La X5 de la génération G65 ne sera pas commercialisée au Royaume-Uni avant mars 2027, mais j’ai déjà pu passer beaucoup de temps au volant de prototypes en phase finale des versions essence, PHEV et EV (baptisée iX5) pour m’en faire une première idée.
BMW iX5

Avec la plus petite iX3 et la X3, sans lien mécanique, on aurait pu croire que BMW avait cessé de partager des plateformes entre les véhicules électriques et les voitures à moteur thermique. Les avantages sont évidents : les batteries et les moteurs électriques ont une forme très différente de celle des moteurs à combustion et des boîtes de vitesses ; il semble donc judicieux de ne pas avoir à faire de compromis entre les deux. Mais avec le nouveau X5, BMW fait à nouveau le choix de la flexibilité. Toutes les versions peuvent sortir de la même chaîne de production à Spartanburg, en Caroline du Sud, avec des tableaux de bord, des carrosseries, des finitions, etc. largement identiques. Si la demande en véhicules électriques faiblit, BMW ne se retrouvera pas avec une usine à l’arrêt et des fournisseurs en péril ; et si la demande en véhicules électriques repart à la hausse, il lui suffira d’en faire sortir quelques-uns de plus de la chaîne.
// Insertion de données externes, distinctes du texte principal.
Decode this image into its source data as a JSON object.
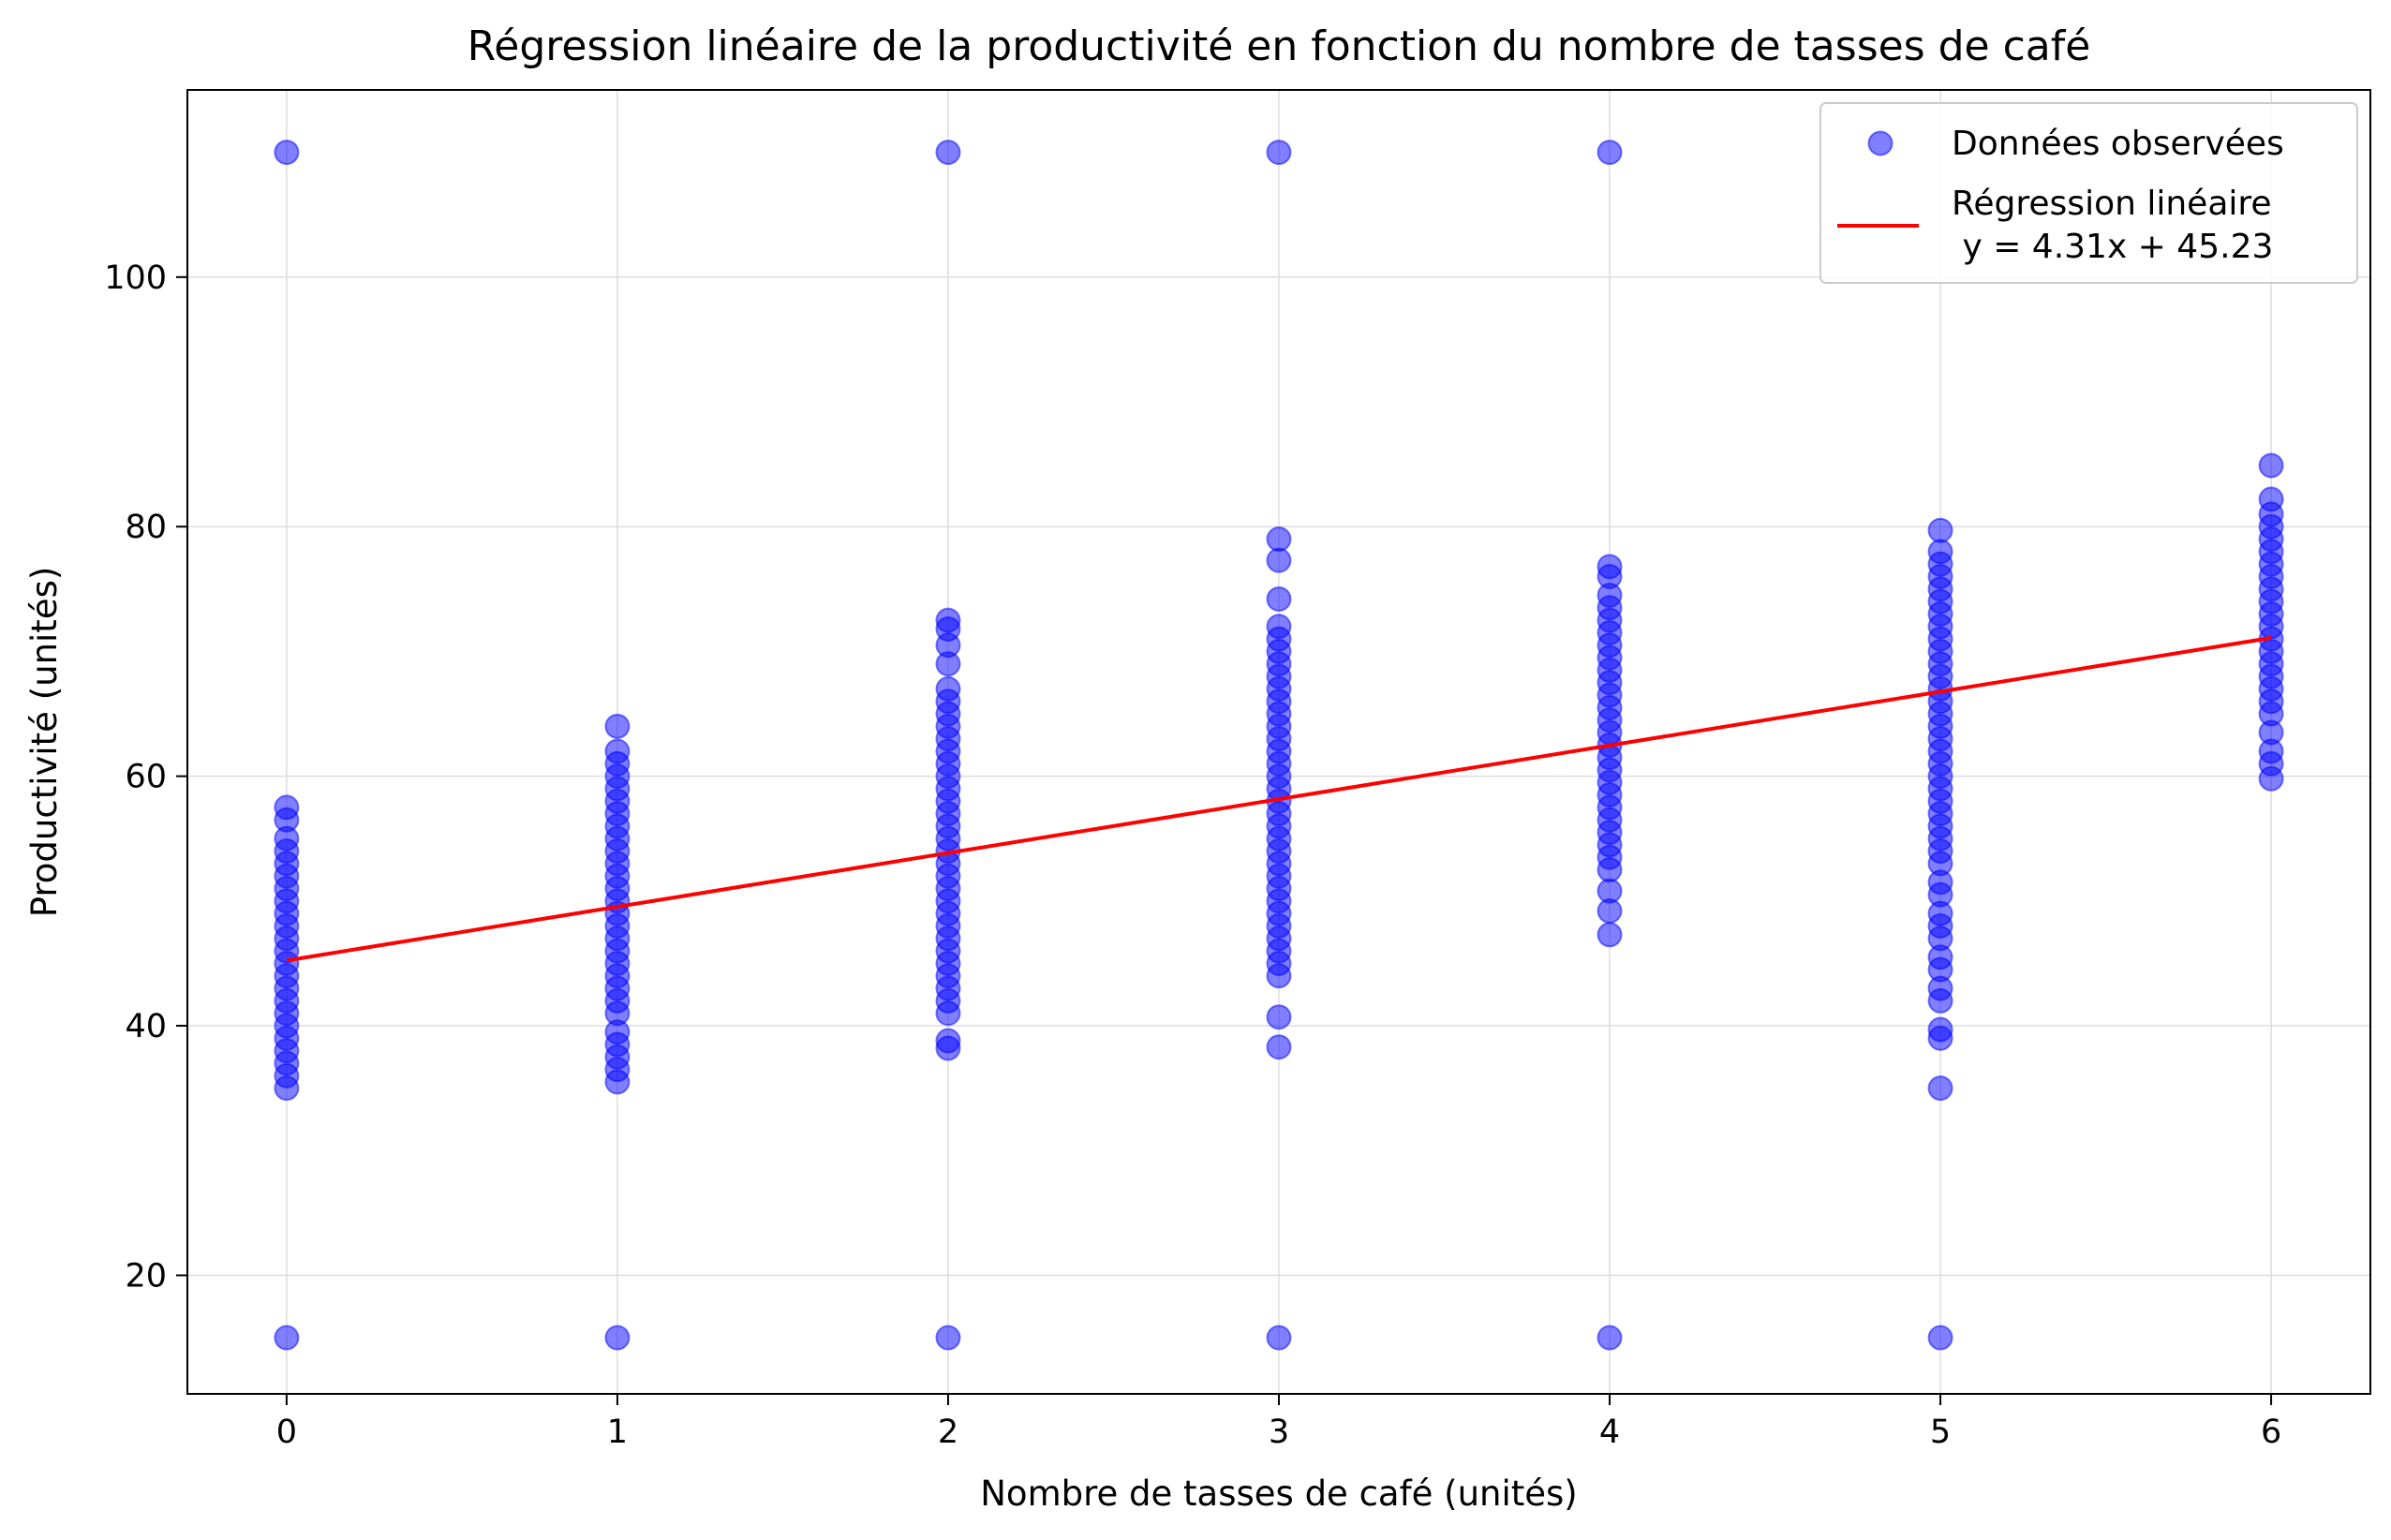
{
  "chart_data": {
    "type": "scatter",
    "title": "Régression linéaire de la productivité en fonction du nombre de tasses de café",
    "xlabel": "Nombre de tasses de café (unités)",
    "ylabel": "Productivité (unités)",
    "xlim": [
      -0.3,
      6.3
    ],
    "ylim": [
      10.5,
      115
    ],
    "xticks": [
      0,
      1,
      2,
      3,
      4,
      5,
      6
    ],
    "yticks": [
      20,
      40,
      60,
      80,
      100
    ],
    "grid": true,
    "legend_position": "top-right",
    "colors": {
      "points": "#0000ff",
      "line": "#ff0000",
      "grid": "#dddddd"
    },
    "series": [
      {
        "name": "Données observées",
        "type": "scatter",
        "points": [
          [
            0,
            15
          ],
          [
            0,
            110
          ],
          [
            0,
            35
          ],
          [
            0,
            36
          ],
          [
            0,
            37
          ],
          [
            0,
            38
          ],
          [
            0,
            39
          ],
          [
            0,
            40
          ],
          [
            0,
            41
          ],
          [
            0,
            42
          ],
          [
            0,
            43
          ],
          [
            0,
            44
          ],
          [
            0,
            45
          ],
          [
            0,
            46
          ],
          [
            0,
            47
          ],
          [
            0,
            48
          ],
          [
            0,
            49
          ],
          [
            0,
            50
          ],
          [
            0,
            51
          ],
          [
            0,
            52
          ],
          [
            0,
            53
          ],
          [
            0,
            54
          ],
          [
            0,
            55
          ],
          [
            0,
            56.5
          ],
          [
            0,
            57.5
          ],
          [
            1,
            15
          ],
          [
            1,
            35.5
          ],
          [
            1,
            36.5
          ],
          [
            1,
            37.5
          ],
          [
            1,
            38.5
          ],
          [
            1,
            39.5
          ],
          [
            1,
            41
          ],
          [
            1,
            42
          ],
          [
            1,
            43
          ],
          [
            1,
            44
          ],
          [
            1,
            45
          ],
          [
            1,
            46
          ],
          [
            1,
            47
          ],
          [
            1,
            48
          ],
          [
            1,
            49
          ],
          [
            1,
            50
          ],
          [
            1,
            51
          ],
          [
            1,
            52
          ],
          [
            1,
            53
          ],
          [
            1,
            54
          ],
          [
            1,
            55
          ],
          [
            1,
            56
          ],
          [
            1,
            57
          ],
          [
            1,
            58
          ],
          [
            1,
            59
          ],
          [
            1,
            60
          ],
          [
            1,
            61
          ],
          [
            1,
            62
          ],
          [
            1,
            64
          ],
          [
            2,
            15
          ],
          [
            2,
            110
          ],
          [
            2,
            38.2
          ],
          [
            2,
            38.8
          ],
          [
            2,
            41
          ],
          [
            2,
            42
          ],
          [
            2,
            43
          ],
          [
            2,
            44
          ],
          [
            2,
            45
          ],
          [
            2,
            46
          ],
          [
            2,
            47
          ],
          [
            2,
            48
          ],
          [
            2,
            49
          ],
          [
            2,
            50
          ],
          [
            2,
            51
          ],
          [
            2,
            52
          ],
          [
            2,
            53
          ],
          [
            2,
            54
          ],
          [
            2,
            55
          ],
          [
            2,
            56
          ],
          [
            2,
            57
          ],
          [
            2,
            58
          ],
          [
            2,
            59
          ],
          [
            2,
            60
          ],
          [
            2,
            61
          ],
          [
            2,
            62
          ],
          [
            2,
            63
          ],
          [
            2,
            64
          ],
          [
            2,
            65
          ],
          [
            2,
            66
          ],
          [
            2,
            67
          ],
          [
            2,
            69
          ],
          [
            2,
            70.5
          ],
          [
            2,
            71.8
          ],
          [
            2,
            72.5
          ],
          [
            3,
            15
          ],
          [
            3,
            110
          ],
          [
            3,
            38.3
          ],
          [
            3,
            40.7
          ],
          [
            3,
            44
          ],
          [
            3,
            45
          ],
          [
            3,
            46
          ],
          [
            3,
            47
          ],
          [
            3,
            48
          ],
          [
            3,
            49
          ],
          [
            3,
            50
          ],
          [
            3,
            51
          ],
          [
            3,
            52
          ],
          [
            3,
            53
          ],
          [
            3,
            54
          ],
          [
            3,
            55
          ],
          [
            3,
            56
          ],
          [
            3,
            57
          ],
          [
            3,
            58
          ],
          [
            3,
            59
          ],
          [
            3,
            60
          ],
          [
            3,
            61
          ],
          [
            3,
            62
          ],
          [
            3,
            63
          ],
          [
            3,
            64
          ],
          [
            3,
            65
          ],
          [
            3,
            66
          ],
          [
            3,
            67
          ],
          [
            3,
            68
          ],
          [
            3,
            69
          ],
          [
            3,
            70
          ],
          [
            3,
            71
          ],
          [
            3,
            72
          ],
          [
            3,
            74.2
          ],
          [
            3,
            77.3
          ],
          [
            3,
            79
          ],
          [
            4,
            15
          ],
          [
            4,
            110
          ],
          [
            4,
            47.3
          ],
          [
            4,
            49.2
          ],
          [
            4,
            50.8
          ],
          [
            4,
            52.5
          ],
          [
            4,
            53.5
          ],
          [
            4,
            54.5
          ],
          [
            4,
            55.5
          ],
          [
            4,
            56.5
          ],
          [
            4,
            57.5
          ],
          [
            4,
            58.5
          ],
          [
            4,
            59.5
          ],
          [
            4,
            60.5
          ],
          [
            4,
            61.5
          ],
          [
            4,
            62.5
          ],
          [
            4,
            63.5
          ],
          [
            4,
            64.5
          ],
          [
            4,
            65.5
          ],
          [
            4,
            66.5
          ],
          [
            4,
            67.5
          ],
          [
            4,
            68.5
          ],
          [
            4,
            69.5
          ],
          [
            4,
            70.5
          ],
          [
            4,
            71.5
          ],
          [
            4,
            72.5
          ],
          [
            4,
            73.5
          ],
          [
            4,
            74.5
          ],
          [
            4,
            76
          ],
          [
            4,
            76.8
          ],
          [
            5,
            15
          ],
          [
            5,
            35
          ],
          [
            5,
            39
          ],
          [
            5,
            39.7
          ],
          [
            5,
            42
          ],
          [
            5,
            43
          ],
          [
            5,
            44.5
          ],
          [
            5,
            45.5
          ],
          [
            5,
            47
          ],
          [
            5,
            48
          ],
          [
            5,
            49
          ],
          [
            5,
            50.5
          ],
          [
            5,
            51.5
          ],
          [
            5,
            53
          ],
          [
            5,
            54
          ],
          [
            5,
            55
          ],
          [
            5,
            56
          ],
          [
            5,
            57
          ],
          [
            5,
            58
          ],
          [
            5,
            59
          ],
          [
            5,
            60
          ],
          [
            5,
            61
          ],
          [
            5,
            62
          ],
          [
            5,
            63
          ],
          [
            5,
            64
          ],
          [
            5,
            65
          ],
          [
            5,
            66
          ],
          [
            5,
            67
          ],
          [
            5,
            68
          ],
          [
            5,
            69
          ],
          [
            5,
            70
          ],
          [
            5,
            71
          ],
          [
            5,
            72
          ],
          [
            5,
            73
          ],
          [
            5,
            74
          ],
          [
            5,
            75
          ],
          [
            5,
            76
          ],
          [
            5,
            77
          ],
          [
            5,
            78
          ],
          [
            5,
            79.7
          ],
          [
            6,
            59.8
          ],
          [
            6,
            61
          ],
          [
            6,
            62
          ],
          [
            6,
            63.5
          ],
          [
            6,
            65
          ],
          [
            6,
            66
          ],
          [
            6,
            67
          ],
          [
            6,
            68
          ],
          [
            6,
            69
          ],
          [
            6,
            70
          ],
          [
            6,
            71
          ],
          [
            6,
            72
          ],
          [
            6,
            73
          ],
          [
            6,
            74
          ],
          [
            6,
            75
          ],
          [
            6,
            76
          ],
          [
            6,
            77
          ],
          [
            6,
            78
          ],
          [
            6,
            79
          ],
          [
            6,
            80
          ],
          [
            6,
            81
          ],
          [
            6,
            82.2
          ],
          [
            6,
            84.9
          ]
        ]
      },
      {
        "name": "Régression linéaire\n y = 4.31x + 45.23",
        "type": "line",
        "slope": 4.31,
        "intercept": 45.23,
        "x_range": [
          0,
          6
        ]
      }
    ]
  }
}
L’idée selon laquelle le partage de composants avec les versions à moteur thermique (testées en p. 29) donnerait lieu à un véhicule électrique de qualité inférieure semble rapidement se dissiper à la lecture de la fiche technique préliminaire. La plateforme CLAR qui sous-tend l’actuel X5 a été conçue pour accueillir aussi bien des moteurs thermiques que des moteurs électriques, comme on le voit sur des modèles tels que les Série 5 et Série 7, et celle-ci atteint désormais de nouveaux sommets grâce à quelques nouveautés introduites avec la Neue Klasse iX3.
Le chiffre phare ici est la capacité utile de la batterie, qui s’élève à 141 kWh. C’est de loin la plus grande de toutes les voitures proposées en Europe et cela fait passer la Porsche Cayenne Electric, principale rivale de l’iX5, pour une Mitsubishi i-MiEV avec ses 121 kWh – si vous me pardonnez cette légère exagération.
Pour l’iX5, le système électrique de la plateforme CLAR a été mis à niveau à 800 V, comme on peut s’y attendre dans ce segment, avec des batteries et des moteurs issus de la sixième génération de la technologie eDrive de BMW. Cela signifie qu’il passe à des cellules cylindriques comme l’iX3, bien que celles-ci soient à la fois plus hautes et de plus grand diamètre afin d’atteindre cette capacité gigantesque.
Elles sont assemblées directement en un pack plutôt que subdivisées en modules, qui se loge ensuite dans le plancher de la voiture, l’électronique de puissance étant placée dans un compartiment au-dessus pour un accès plus facile.
Les ingénieurs expliquent que le principal défi consistait à maintenir la hauteur totale du pack (et donc du plancher de l’habitacle) à un niveau bas afin d’éviter cette sensation désagréable de « deux étages » que l’on retrouve dans certains véhicules électriques. Cet objectif n’a pas été atteint grâce à une seule technologie phare, mais plutôt grâce à un processus consistant à gagner un millimètre par-ci, un millimètre par-là.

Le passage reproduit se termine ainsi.